Departmental home directories are stored on four servers: Buzzard, Kestrel, Osprey and Redkite.  These are Dell PowerEdge R720xd servers with 24 1TB 7.2K RPM SAS 6Gbps hard drives and a 400GB NVMe SSD.  The servers run Ubuntu Linux and have 10GbE network connectivity.  The storage is organised as follows:

  • 11TB software RAID-10 via mdadm with two hot spares.
  • LVM on top of the software RAID for high-level space allocation and management.
  • LVM Cache – via the NVME SSD – to accelerate read/write operations.
  • XFS – with quota management – on the logical volume in which user home directories reside.

The home directory servers are paired: Buzzard (HXLY 221) is paired with Osprey (CAGB 403) while Redkite (HXLY 221) is paired with Kestrel (CAGB 403). Each server is primary for the home directories of around one quarter the number of departmental users. A near-live mirror of the home directories on each primary is maintained on the respectively-paired server.

On Friday, the XFS on Kestrel and Redkite were almost full. LVM and XFS support on-line resizing, there was ample spare space in the associated Physical Volume (PV) Volume Group (VG) and CSG have done this multiple times in the past without any end-user service impact. A key difference was the presence of the LVM Cache.
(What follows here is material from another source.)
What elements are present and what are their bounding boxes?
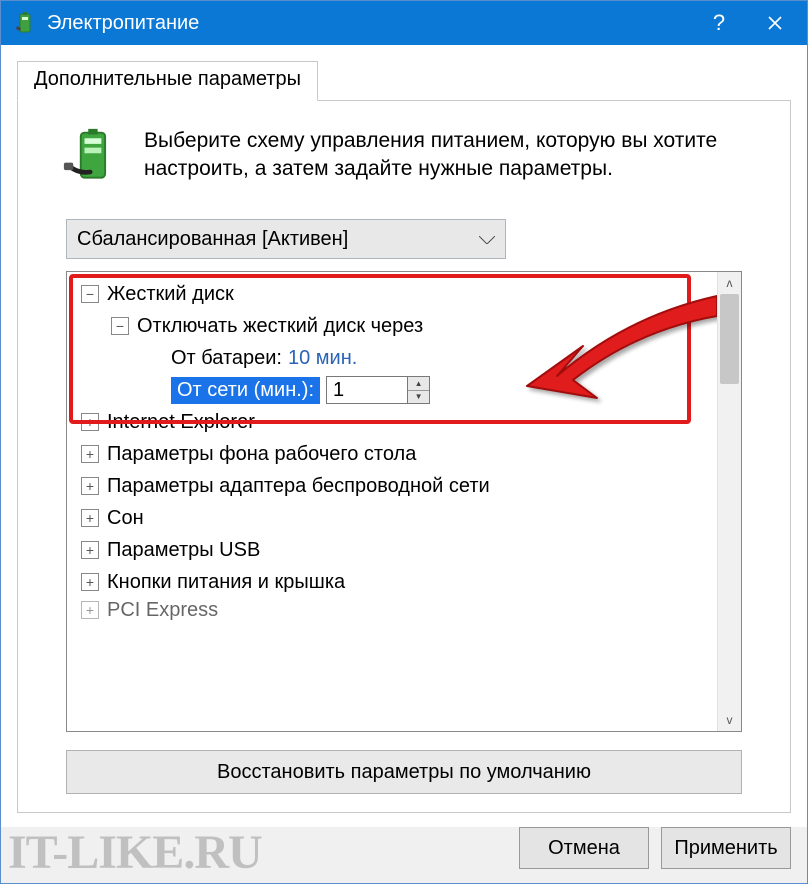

In accordance with the documentation, CSG ran the following command to remove the cache before expanding the associated Logical Volume (LV):

lvconvert --splitcache VG/cachedLV

This was followed by lvresize and xfs_growfs and finally an lvconvert command to re-attach the cache. All commands completed successfully and without any errors. Around an hour after this, the associated file-systems went off-line with XFS corruption. CSG then spent several hours over the course of three days running xfs_repair to fix this issue. Regrettably, a lot of end-user files were unceremoniously dumped into a generic ‘lost & found’ directory as a result of the xfs_repair. These files had, effectively, become disconnected from their respective end-user home directories.